Penataan Keramba Jaring Apung Danau Toba Harus Ramah Lingkungan

Rabu, 07 Desember 2022 - 20:52 WIB
loading...
Penataan Keramba Jaring...
Danau Toba, Sumatera Utara merupakan aset sangat penting dan memiliki multifungsi. Salah satunya memberdayakan dan menata KJA (keramba jaring apung). Foto/Ist
A A A
TOBA - Danau Toba, Sumatera Utara merupakan aset yang sangat penting dan memiliki multifungsi. Salah satunya memberdayakan dan menata KJA (keramba jaring apung) yang tersebar di danau terluas di Indonesia ini.

Semua pihak diharapkan dapat mematuhi zona budidaya ikan KJA sesuai Perpres Nomor 81/2013. Danau Toba merupakan salah satu Kawasan Strategis Pariwisata Nasional (KSPN) berdasarkan Peraturan Pemerintah Nomor 50 Tahun 2011 tentang Rencana Induk Pembangunan Kepariwisataan Nasional Tahun 2010-2025.

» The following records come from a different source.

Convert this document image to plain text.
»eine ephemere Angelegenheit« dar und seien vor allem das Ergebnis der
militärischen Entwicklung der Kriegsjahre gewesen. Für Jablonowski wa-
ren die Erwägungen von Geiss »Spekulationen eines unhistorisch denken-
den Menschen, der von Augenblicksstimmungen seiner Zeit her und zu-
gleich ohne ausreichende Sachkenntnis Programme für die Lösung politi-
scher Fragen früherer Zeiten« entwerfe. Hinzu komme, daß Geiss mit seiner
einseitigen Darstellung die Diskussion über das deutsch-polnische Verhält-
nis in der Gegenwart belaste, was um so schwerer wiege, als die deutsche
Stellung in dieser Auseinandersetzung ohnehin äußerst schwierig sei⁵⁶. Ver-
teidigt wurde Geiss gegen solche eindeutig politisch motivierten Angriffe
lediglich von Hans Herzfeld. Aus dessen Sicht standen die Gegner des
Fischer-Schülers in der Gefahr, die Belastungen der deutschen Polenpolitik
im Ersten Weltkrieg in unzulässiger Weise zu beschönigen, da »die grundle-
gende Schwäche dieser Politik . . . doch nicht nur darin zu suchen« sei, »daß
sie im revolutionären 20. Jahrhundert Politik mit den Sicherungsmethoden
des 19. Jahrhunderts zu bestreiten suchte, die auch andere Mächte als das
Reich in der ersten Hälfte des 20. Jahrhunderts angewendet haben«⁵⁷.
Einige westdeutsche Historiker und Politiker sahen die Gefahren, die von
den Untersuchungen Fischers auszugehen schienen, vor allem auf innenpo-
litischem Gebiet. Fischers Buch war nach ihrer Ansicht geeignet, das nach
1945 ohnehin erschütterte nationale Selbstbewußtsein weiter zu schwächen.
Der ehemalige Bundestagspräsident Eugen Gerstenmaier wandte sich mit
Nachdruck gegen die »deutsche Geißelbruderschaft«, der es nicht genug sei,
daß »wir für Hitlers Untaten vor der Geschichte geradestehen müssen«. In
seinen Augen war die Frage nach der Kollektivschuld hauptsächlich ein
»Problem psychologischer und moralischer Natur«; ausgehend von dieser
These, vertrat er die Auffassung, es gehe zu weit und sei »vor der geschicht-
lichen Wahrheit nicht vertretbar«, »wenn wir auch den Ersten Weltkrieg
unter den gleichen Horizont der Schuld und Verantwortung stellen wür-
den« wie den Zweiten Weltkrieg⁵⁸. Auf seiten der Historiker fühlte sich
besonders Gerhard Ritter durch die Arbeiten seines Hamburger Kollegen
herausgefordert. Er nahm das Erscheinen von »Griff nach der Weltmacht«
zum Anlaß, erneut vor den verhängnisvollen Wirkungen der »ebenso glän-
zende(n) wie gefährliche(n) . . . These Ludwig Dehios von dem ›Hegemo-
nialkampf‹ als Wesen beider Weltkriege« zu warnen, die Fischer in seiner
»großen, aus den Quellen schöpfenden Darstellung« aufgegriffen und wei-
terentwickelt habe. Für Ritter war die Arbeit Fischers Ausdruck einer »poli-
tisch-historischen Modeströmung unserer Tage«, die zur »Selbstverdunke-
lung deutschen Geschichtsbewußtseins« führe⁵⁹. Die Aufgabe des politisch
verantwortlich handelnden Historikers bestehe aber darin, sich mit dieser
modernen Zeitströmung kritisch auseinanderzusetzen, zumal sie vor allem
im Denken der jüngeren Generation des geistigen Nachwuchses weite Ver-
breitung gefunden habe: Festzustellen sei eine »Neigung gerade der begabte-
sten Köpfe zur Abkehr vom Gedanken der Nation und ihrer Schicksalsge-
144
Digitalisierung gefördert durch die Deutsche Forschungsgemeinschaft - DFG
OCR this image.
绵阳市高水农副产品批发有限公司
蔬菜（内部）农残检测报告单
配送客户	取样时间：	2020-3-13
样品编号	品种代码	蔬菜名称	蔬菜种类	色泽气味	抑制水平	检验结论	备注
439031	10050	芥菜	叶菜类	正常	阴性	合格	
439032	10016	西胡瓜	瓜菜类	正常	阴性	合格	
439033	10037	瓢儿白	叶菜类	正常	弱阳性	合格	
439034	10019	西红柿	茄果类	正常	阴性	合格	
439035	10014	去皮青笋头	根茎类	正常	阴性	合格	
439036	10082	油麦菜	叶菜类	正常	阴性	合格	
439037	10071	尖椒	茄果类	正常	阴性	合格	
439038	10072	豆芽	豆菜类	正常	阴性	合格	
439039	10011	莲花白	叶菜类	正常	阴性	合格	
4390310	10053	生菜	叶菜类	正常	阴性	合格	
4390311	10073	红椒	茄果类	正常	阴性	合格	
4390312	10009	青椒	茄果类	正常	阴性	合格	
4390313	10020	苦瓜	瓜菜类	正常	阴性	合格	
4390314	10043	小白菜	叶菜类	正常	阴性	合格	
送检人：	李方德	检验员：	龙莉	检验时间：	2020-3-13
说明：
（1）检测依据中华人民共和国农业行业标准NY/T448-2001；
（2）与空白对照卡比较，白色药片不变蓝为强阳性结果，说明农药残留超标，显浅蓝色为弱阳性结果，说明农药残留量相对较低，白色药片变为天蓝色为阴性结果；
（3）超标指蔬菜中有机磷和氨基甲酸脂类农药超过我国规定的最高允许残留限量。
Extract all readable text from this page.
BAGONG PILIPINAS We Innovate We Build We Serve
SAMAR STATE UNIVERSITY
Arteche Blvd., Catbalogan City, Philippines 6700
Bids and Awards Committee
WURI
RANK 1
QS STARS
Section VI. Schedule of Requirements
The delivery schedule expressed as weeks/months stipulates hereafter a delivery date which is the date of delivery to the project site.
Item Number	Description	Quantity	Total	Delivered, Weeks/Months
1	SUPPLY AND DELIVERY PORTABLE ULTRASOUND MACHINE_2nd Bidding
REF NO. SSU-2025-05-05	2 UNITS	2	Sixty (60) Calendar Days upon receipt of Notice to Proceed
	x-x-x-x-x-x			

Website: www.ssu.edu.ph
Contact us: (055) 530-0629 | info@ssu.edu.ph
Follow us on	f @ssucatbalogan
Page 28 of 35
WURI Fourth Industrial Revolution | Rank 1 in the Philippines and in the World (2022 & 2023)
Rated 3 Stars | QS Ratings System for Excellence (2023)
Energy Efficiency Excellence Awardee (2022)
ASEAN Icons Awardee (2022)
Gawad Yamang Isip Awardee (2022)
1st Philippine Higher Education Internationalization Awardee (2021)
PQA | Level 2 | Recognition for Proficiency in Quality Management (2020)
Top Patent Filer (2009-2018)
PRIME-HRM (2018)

Selain dimanfaatkan untuk kepentingan pariwisata, Danau Toba juga dimanfaatkan untuk berbagai kepentingan, seperti pembangkit listrik tenaga air, sumber air baku air minum, transportasi, dan budidaya perikanan.

Keadaan kualitas perairan Danau Toba yang pada dasarnya sangat dipengaruhi oleh kegiatan manusia, terutama pemukiman penduduk, peternakan, pertanian, kegiatan perindustrian dan perdagangan termasuk hotel, restoran dan kegiatan transportasi air.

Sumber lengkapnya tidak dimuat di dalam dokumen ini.